Governments could say they were working on the problem, but that
negotiations were hard. Corporations could
mumble nice words about environmentalism, but not worry anything serious
was going to happen. And
environmentalists could feel their cause was being advanced, even though
implementation was far off.

"As long as Kyoto was there, everyone could avoid real accountability
and pretend that something was
happening," says Paul Gilding, the former head of Greenpeace and now
chairman of Ecos, one of Australia's leading
environmental consulting firms. "But now George Bush, by trashing Kyoto,
has blown everyone's cover. If you care
about the environment you can't pretend anymore. Emissions are
increasing, the climate is changing and people
can now see for themselves that the world is fiddling while Rome burns."

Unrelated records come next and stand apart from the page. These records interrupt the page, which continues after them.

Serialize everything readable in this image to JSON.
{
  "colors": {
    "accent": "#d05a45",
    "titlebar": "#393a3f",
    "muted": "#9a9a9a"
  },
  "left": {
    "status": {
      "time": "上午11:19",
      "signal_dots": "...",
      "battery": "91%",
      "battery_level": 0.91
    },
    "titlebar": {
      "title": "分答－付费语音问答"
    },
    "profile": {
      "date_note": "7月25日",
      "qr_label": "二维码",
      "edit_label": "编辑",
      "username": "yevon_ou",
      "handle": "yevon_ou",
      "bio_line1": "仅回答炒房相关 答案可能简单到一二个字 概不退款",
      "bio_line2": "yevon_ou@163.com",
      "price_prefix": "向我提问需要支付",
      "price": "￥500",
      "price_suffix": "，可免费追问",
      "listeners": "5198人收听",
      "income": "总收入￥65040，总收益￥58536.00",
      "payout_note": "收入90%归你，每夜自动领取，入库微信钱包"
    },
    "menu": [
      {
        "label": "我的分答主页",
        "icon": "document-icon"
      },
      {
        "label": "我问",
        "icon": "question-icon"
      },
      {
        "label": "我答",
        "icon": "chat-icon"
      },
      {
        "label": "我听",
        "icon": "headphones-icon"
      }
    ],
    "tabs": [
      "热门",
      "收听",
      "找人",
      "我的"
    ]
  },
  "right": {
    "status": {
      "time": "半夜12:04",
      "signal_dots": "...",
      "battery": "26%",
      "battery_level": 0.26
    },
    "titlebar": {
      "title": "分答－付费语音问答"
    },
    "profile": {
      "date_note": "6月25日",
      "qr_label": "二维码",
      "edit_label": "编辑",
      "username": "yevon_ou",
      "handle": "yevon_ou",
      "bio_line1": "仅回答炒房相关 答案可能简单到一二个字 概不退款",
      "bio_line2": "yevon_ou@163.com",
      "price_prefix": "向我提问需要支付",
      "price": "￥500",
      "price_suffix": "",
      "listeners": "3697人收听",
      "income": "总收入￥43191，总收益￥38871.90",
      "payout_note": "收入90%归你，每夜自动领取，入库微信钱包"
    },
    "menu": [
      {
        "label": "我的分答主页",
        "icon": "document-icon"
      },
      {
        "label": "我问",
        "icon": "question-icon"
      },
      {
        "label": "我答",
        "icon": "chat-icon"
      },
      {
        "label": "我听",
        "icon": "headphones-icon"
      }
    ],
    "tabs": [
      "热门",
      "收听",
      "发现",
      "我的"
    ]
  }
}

The result: Environmentalists refuse to sit on their hands anymore.
Instead, the smart ones are mobilizing
consumers to fight multinational polluters on their own ground. You have
to admire it. It's so Republican — using
the free market.

If I were Exxon, I would be worried — especially when U.S. college
students come back to campus in the fall.
Remember Monsanto? It was going to sell genetically modified food to
Europeans. But environmentalists in Europe
— worried, rightly or wrongly, about the safety of what they were eating
— mobilized the weakest link in the
value chain: consumers. Consumers demanded "G.M.O.-free" food. So
supermarkets demanded it from their
suppliers, suppliers demanded it from farmers and farmers demanded it
from Monsanto. Goodbye, Monsanto.

This is real globalization activism. "The smart activists are now
saying, `O.K., You want to play markets — let's
play,' " says Mr. Gilding. They don't waste time throwing stones or
lobbying governments. That takes forever and
can easily be counter- lobbied by corporations. No, no, no. They start
with consumers at the pump, get them to
pressure the gas stations, get the station owners to pressure the
companies and the companies to pressure
governments. After all, consumers do have choices where they buy their
gas, and there are differences now.
Shell and BP- Amoco (which is also the world's biggest solar company)
both withdrew from the oil industry lobby
that has been dismissing climate change.

What Mr. Bush did in trashing Kyoto was to leave serious environmental
activists with nowhere else to turn but
the market. The smart ones get it. You will be hearing from them soon —
at a gas station near you.

Copyright 2001 The New York Times Company
*******************************************

Friedman's explanation of what Kyoto really is is right on the money.
Kyoto was a typical ' liberal ' solution to a serious problem. That is
to say, tweaking the system is easier than fixing the system.

I guess that Friedman is using this situation to point out that " THE
MARKET " is the solution. Which is in line with his fix for everything
even though there is really no such thing as THE MARKET.